What are the biggest challenges in this industry?
“The regulatory legislation – it is saying ‘you can’t say you do that’, so at Symprove, we focus on our impact on the microbiome, which isn’t a specific health claim.
“I’d like to see a change in the definition of probiotics. There’s this inference that probiotics should be measured by the dose of bacteria but it’s now becoming better known that it’s about the right strains, the right teams of bacteria and the ability of those strains to survive the acidic environment of the stomach.
“We’ve seen for ourselves the latest studies that show it’s not about single strains, it’s about bacteria working in teams.
“If you deliver the ideal mix of probiotic and prebiotic bacteria, with prebiotics that feed the bacteria so they can survive the stomach - at a PH of 3 - and get to the intestine alive, they will start to produce lactic acid which is a key building block for the growth of good bacteria in your gut.
“The good bacteria will start to produce short chain fatty acids and this sets off a feeding frenzy and the production of butyrate which is carried around and used by the body.
“Therefore the bacteria we are putting into the body aren’t the end product.
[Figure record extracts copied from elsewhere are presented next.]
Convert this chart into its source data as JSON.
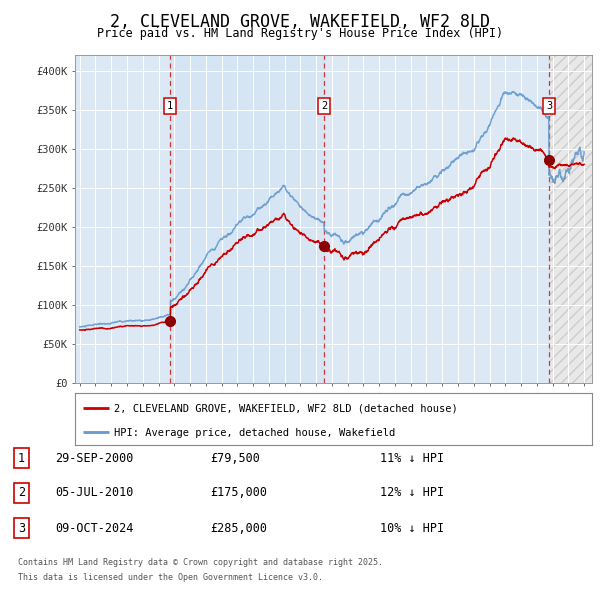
{
  "title": "2, CLEVELAND GROVE, WAKEFIELD, WF2 8LD",
  "subtitle": "Price paid vs. HM Land Registry's House Price Index (HPI)",
  "title_fontsize": 12,
  "subtitle_fontsize": 9,
  "background_color": "#ffffff",
  "plot_bg_color": "#dce9f5",
  "grid_color": "#ffffff",
  "ylim": [
    0,
    420000
  ],
  "yticks": [
    0,
    50000,
    100000,
    150000,
    200000,
    250000,
    300000,
    350000,
    400000
  ],
  "ytick_labels": [
    "£0",
    "£50K",
    "£100K",
    "£150K",
    "£200K",
    "£250K",
    "£300K",
    "£350K",
    "£400K"
  ],
  "sale1_date": 2000.747,
  "sale1_price": 79500,
  "sale1_label": "1",
  "sale1_display": "29-SEP-2000",
  "sale1_pct": "11% ↓ HPI",
  "sale2_date": 2010.505,
  "sale2_price": 175000,
  "sale2_label": "2",
  "sale2_display": "05-JUL-2010",
  "sale2_pct": "12% ↓ HPI",
  "sale3_date": 2024.769,
  "sale3_price": 285000,
  "sale3_label": "3",
  "sale3_display": "09-OCT-2024",
  "sale3_pct": "10% ↓ HPI",
  "hpi_line_color": "#6699cc",
  "price_line_color": "#cc0000",
  "dot_color": "#8b0000",
  "vline_color": "#cc0000",
  "legend_line1": "2, CLEVELAND GROVE, WAKEFIELD, WF2 8LD (detached house)",
  "legend_line2": "HPI: Average price, detached house, Wakefield",
  "footer1": "Contains HM Land Registry data © Crown copyright and database right 2025.",
  "footer2": "This data is licensed under the Open Government Licence v3.0.",
  "start_year": 1995.0,
  "end_year": 2027.0
}
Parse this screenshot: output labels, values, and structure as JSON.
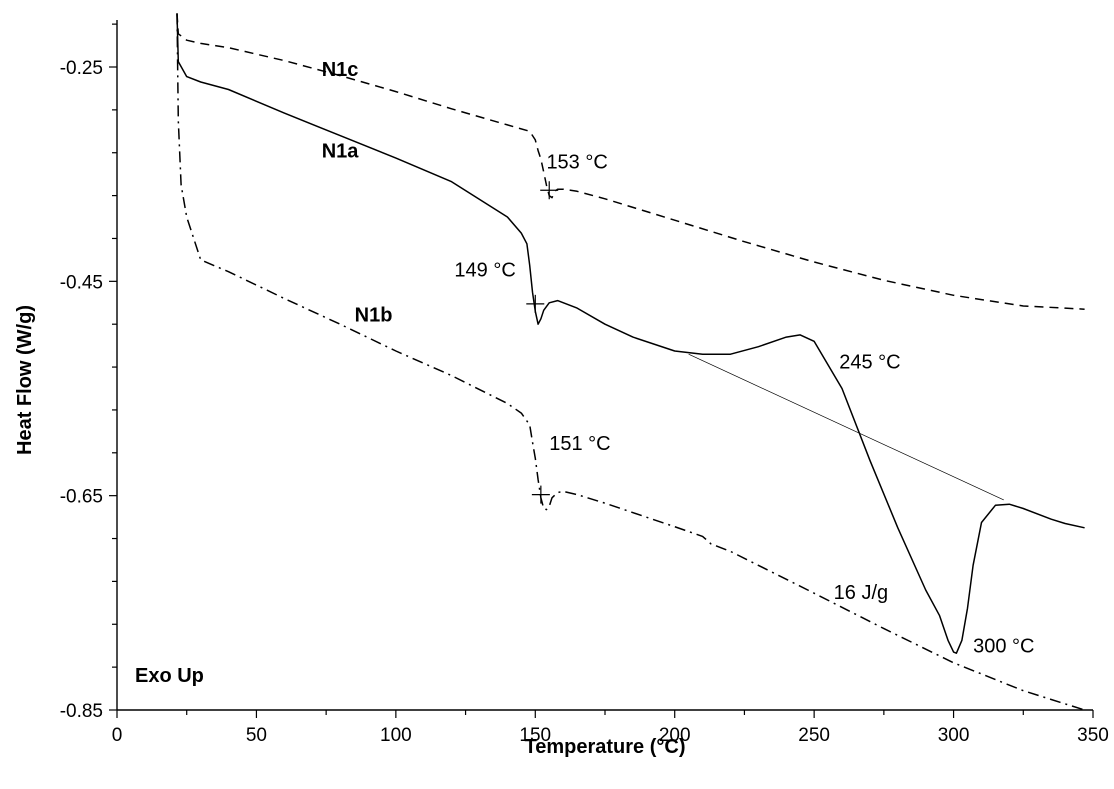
{
  "chart_data": {
    "type": "line",
    "title": "",
    "xlabel": "Temperature (°C)",
    "ylabel": "Heat Flow (W/g)",
    "xlim": [
      0,
      350
    ],
    "ylim": [
      -0.85,
      -0.2
    ],
    "x_ticks": [
      0,
      50,
      100,
      150,
      200,
      250,
      300,
      350
    ],
    "x_tick_labels": [
      "0",
      "50",
      "100",
      "150",
      "200",
      "250",
      "300",
      "350"
    ],
    "y_ticks": [
      -0.85,
      -0.65,
      -0.45,
      -0.25
    ],
    "y_tick_labels": [
      "-0.85",
      "-0.65",
      "-0.45",
      "-0.25"
    ],
    "grid": false,
    "corner_label": "Exo Up",
    "series": [
      {
        "name": "N1c",
        "dash": "dashed",
        "x": [
          21.5,
          22,
          25,
          30,
          40,
          60,
          80,
          100,
          120,
          140,
          148,
          150,
          151,
          152,
          153,
          154,
          155,
          156,
          157,
          158,
          160,
          165,
          175,
          200,
          225,
          250,
          275,
          300,
          325,
          340,
          347
        ],
        "y": [
          -0.2,
          -0.219,
          -0.225,
          -0.228,
          -0.232,
          -0.244,
          -0.258,
          -0.273,
          -0.289,
          -0.304,
          -0.31,
          -0.318,
          -0.328,
          -0.336,
          -0.348,
          -0.36,
          -0.37,
          -0.372,
          -0.366,
          -0.364,
          -0.364,
          -0.366,
          -0.373,
          -0.393,
          -0.413,
          -0.432,
          -0.449,
          -0.463,
          -0.473,
          -0.475,
          -0.476
        ]
      },
      {
        "name": "N1a",
        "dash": "solid",
        "x": [
          21.5,
          22,
          25,
          30,
          40,
          60,
          80,
          100,
          120,
          140,
          145,
          147,
          148,
          149,
          150,
          151,
          152,
          153,
          155,
          158,
          165,
          175,
          185,
          200,
          210,
          220,
          230,
          240,
          245,
          250,
          260,
          270,
          280,
          290,
          295,
          298,
          300,
          301,
          303,
          305,
          307,
          310,
          315,
          320,
          325,
          335,
          340,
          347
        ],
        "y": [
          -0.2,
          -0.245,
          -0.259,
          -0.264,
          -0.271,
          -0.293,
          -0.314,
          -0.335,
          -0.357,
          -0.39,
          -0.405,
          -0.415,
          -0.435,
          -0.46,
          -0.478,
          -0.49,
          -0.485,
          -0.477,
          -0.47,
          -0.468,
          -0.475,
          -0.49,
          -0.502,
          -0.515,
          -0.518,
          -0.518,
          -0.511,
          -0.502,
          -0.5,
          -0.506,
          -0.55,
          -0.617,
          -0.68,
          -0.738,
          -0.762,
          -0.785,
          -0.796,
          -0.797,
          -0.785,
          -0.755,
          -0.715,
          -0.675,
          -0.659,
          -0.658,
          -0.662,
          -0.672,
          -0.676,
          -0.68
        ]
      },
      {
        "name": "N1b",
        "dash": "dash-dot",
        "x": [
          21.5,
          22,
          23,
          25,
          30,
          40,
          60,
          80,
          100,
          120,
          140,
          145,
          148,
          149,
          150,
          151,
          152,
          153,
          154,
          155,
          156,
          158,
          160,
          165,
          175,
          200,
          210,
          213,
          220,
          250,
          275,
          300,
          325,
          347
        ],
        "y": [
          -0.2,
          -0.3,
          -0.36,
          -0.39,
          -0.43,
          -0.441,
          -0.466,
          -0.49,
          -0.515,
          -0.538,
          -0.564,
          -0.573,
          -0.584,
          -0.6,
          -0.615,
          -0.635,
          -0.652,
          -0.662,
          -0.663,
          -0.66,
          -0.652,
          -0.647,
          -0.646,
          -0.649,
          -0.657,
          -0.679,
          -0.688,
          -0.695,
          -0.702,
          -0.741,
          -0.774,
          -0.806,
          -0.832,
          -0.85
        ]
      }
    ],
    "baseline": {
      "x": [
        205,
        318
      ],
      "y": [
        -0.518,
        -0.654
      ]
    },
    "annotations": [
      {
        "text": "N1c",
        "x": 80,
        "y": -0.252,
        "anchor": "middle",
        "bold": true
      },
      {
        "text": "N1a",
        "x": 80,
        "y": -0.328,
        "anchor": "middle",
        "bold": true
      },
      {
        "text": "N1b",
        "x": 92,
        "y": -0.481,
        "anchor": "middle",
        "bold": true
      },
      {
        "text": "153 °C",
        "x": 154,
        "y": -0.338,
        "anchor": "start",
        "bold": false
      },
      {
        "text": "149 °C",
        "x": 143,
        "y": -0.439,
        "anchor": "end",
        "bold": false
      },
      {
        "text": "151 °C",
        "x": 155,
        "y": -0.601,
        "anchor": "start",
        "bold": false
      },
      {
        "text": "245 °C",
        "x": 259,
        "y": -0.525,
        "anchor": "start",
        "bold": false
      },
      {
        "text": "16 J/g",
        "x": 257,
        "y": -0.74,
        "anchor": "start",
        "bold": false
      },
      {
        "text": "300 °C",
        "x": 307,
        "y": -0.79,
        "anchor": "start",
        "bold": false
      }
    ],
    "markers": [
      {
        "x": 155,
        "y": -0.365
      },
      {
        "x": 150,
        "y": -0.471
      },
      {
        "x": 152,
        "y": -0.649
      }
    ]
  }
}
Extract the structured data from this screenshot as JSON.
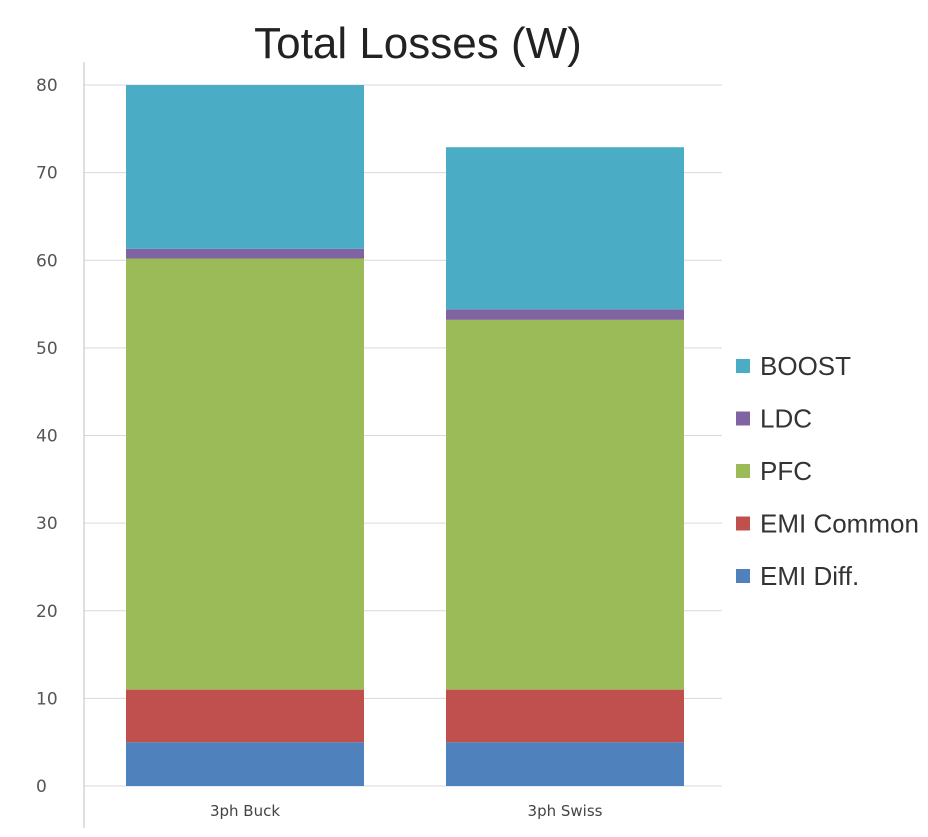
{
  "chart_data": {
    "type": "bar",
    "stacked": true,
    "title": "Total Losses (W)",
    "xlabel": "",
    "ylabel": "",
    "categories": [
      "3ph Buck",
      "3ph Swiss"
    ],
    "ylim": [
      0,
      80
    ],
    "yticks": [
      "0",
      "10",
      "20",
      "30",
      "40",
      "50",
      "60",
      "70",
      "80"
    ],
    "grid": true,
    "legend_position": "right",
    "series": [
      {
        "name": "EMI Diff.",
        "color": "#4F81BD",
        "values": [
          5,
          5
        ]
      },
      {
        "name": "EMI Common",
        "color": "#C0504D",
        "values": [
          6,
          6
        ]
      },
      {
        "name": "PFC",
        "color": "#9BBB59",
        "values": [
          49.2,
          42.2
        ]
      },
      {
        "name": "LDC",
        "color": "#8064A2",
        "values": [
          1.1,
          1.2
        ]
      },
      {
        "name": "BOOST",
        "color": "#4BACC6",
        "values": [
          18.7,
          18.5
        ]
      }
    ]
  }
}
We have simply sown the seeds to improve the person’s own biome function. The supplement is simply farming the body’s microbiome to allow it to grow.
“I would argue it is pointless when an activated bacteria supplement is tested to see if it will reach the colon when they are only testing it in environments that reach a PH of 6.
“We did our test at PH3 to re-create the acidic PH of the stomach.
“Also, the tests should measure the lactic acid output from those bacteria because it’s one thing to say the strain is present in the colon and it’s another to say it is active in the colon.”
What do you see as being the big opportunity areas of health for activated bacteria?
“The opportunities are endless. The NHS is currently carrying out five in-vivo studies with Symprove: one for IBS symptoms in IBD patients in remission, two Parkinson’s patients pilot studies, one for Diverticulitis and one for children undergoing radio and chemotherapy in an aim to control mucositis and pain.
“The NHS knows the potential applications are huge and they want to be the ones driving these discoveries.
“At first, the majority of our customers were buying for IBS issues. Now 38% of our sales are from people with no issues with IBS and our fastest growing audience are those who are already healthy.
“The educated well have twigged that they must have a good healthy microbiome if they are to remain well and it’s this group of consumers who have overtaken those with IBS.
“I’ve never taken a long term preventative supplement in my life and I consider myself healthy but now I take Symprove because we’ve realised its ability to benefit even the well biome and to lift it into a more robust and effective entity.”